The need for new capabilities, changes in strategy, and customer feedback can all necessitate changes to the service or product, which requires updating the application architecture. The assumptions from every previous security assessment may no longer apply. This allows you to automatically assess changes to the architecture against your security reference architectures and design patterns to more quickly identify security and compliance gaps. From there, any discrepancies are fed back into the pipeline.

3. New security requirements

With the growth of cloud-based security threats, new recommendations are constantly updated, which requires flexibility. But it’s not just best practices. New security threats, new compliance and regulatory needs, and customer requirements all feed changes in your application architecture.

Depending on the customer and the nature of their business, they might require more stringent security requirements than were initially built into the application. Every security update, even as it guards against particular vulnerabilities, can introduce new security issues as application architectures shift. The automated visibility into every change that IaC offers helps security teams keep an eye on the implications of each update across the entire application architecture.

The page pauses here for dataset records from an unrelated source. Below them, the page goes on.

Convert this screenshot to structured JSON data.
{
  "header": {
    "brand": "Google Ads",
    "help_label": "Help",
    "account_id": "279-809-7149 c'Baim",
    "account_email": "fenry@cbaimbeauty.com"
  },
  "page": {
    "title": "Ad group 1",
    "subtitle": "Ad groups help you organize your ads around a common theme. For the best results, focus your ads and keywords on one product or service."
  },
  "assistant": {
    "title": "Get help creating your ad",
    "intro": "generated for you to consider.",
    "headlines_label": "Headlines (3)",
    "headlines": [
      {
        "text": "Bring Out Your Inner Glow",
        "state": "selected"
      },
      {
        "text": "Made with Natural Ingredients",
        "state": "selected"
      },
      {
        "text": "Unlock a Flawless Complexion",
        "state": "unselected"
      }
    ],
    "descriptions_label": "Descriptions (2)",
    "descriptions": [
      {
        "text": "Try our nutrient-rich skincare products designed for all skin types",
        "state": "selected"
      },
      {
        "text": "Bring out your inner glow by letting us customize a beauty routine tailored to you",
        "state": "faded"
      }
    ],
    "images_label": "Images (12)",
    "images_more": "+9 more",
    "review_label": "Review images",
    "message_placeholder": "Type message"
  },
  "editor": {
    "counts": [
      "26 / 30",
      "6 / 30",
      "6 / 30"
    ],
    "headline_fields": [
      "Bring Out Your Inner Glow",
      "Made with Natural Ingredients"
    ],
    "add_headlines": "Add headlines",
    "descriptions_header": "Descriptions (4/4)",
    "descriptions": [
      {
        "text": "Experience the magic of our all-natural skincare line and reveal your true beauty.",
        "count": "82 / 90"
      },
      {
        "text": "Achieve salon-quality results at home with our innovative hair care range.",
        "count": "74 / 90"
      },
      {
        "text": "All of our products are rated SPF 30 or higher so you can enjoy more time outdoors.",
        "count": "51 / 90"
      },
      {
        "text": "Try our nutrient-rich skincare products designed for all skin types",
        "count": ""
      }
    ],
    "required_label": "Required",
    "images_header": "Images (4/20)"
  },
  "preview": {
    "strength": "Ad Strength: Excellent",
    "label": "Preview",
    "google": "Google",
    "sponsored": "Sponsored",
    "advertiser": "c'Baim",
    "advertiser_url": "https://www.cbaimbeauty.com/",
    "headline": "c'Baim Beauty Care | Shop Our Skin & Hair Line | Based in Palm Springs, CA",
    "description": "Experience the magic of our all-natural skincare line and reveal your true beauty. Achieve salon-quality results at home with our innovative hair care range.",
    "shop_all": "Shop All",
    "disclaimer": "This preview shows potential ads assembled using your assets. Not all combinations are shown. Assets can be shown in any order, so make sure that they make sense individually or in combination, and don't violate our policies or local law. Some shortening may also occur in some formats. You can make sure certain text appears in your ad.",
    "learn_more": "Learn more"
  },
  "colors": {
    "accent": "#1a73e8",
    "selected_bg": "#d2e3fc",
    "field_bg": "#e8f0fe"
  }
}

4. Updates to cloud features

AWS and Azure update features and capabilities on a daily basis. As consumers of those capabilities, developers and security engineers understandably have a tough time keeping up with the massive churn of new features. But they’re still useful.

A developer might adopt a specific capability or feature that is new and still has some security gaps, but that’s an acceptable risk since AWS and Azure will fix the issue later on. Three months later, when Azure releases a new update, how do you make sure the application architecture is being updated now that the new security capability is available? The automation made possible by IaC allows for instant updates once new, more secure versions of cloud tools are released.

Just as developers have found new velocity with IaC, security also needs a more dynamic approach. That way security never slows down developers and developers never have to bypass security. They can advance together, at speed and scale.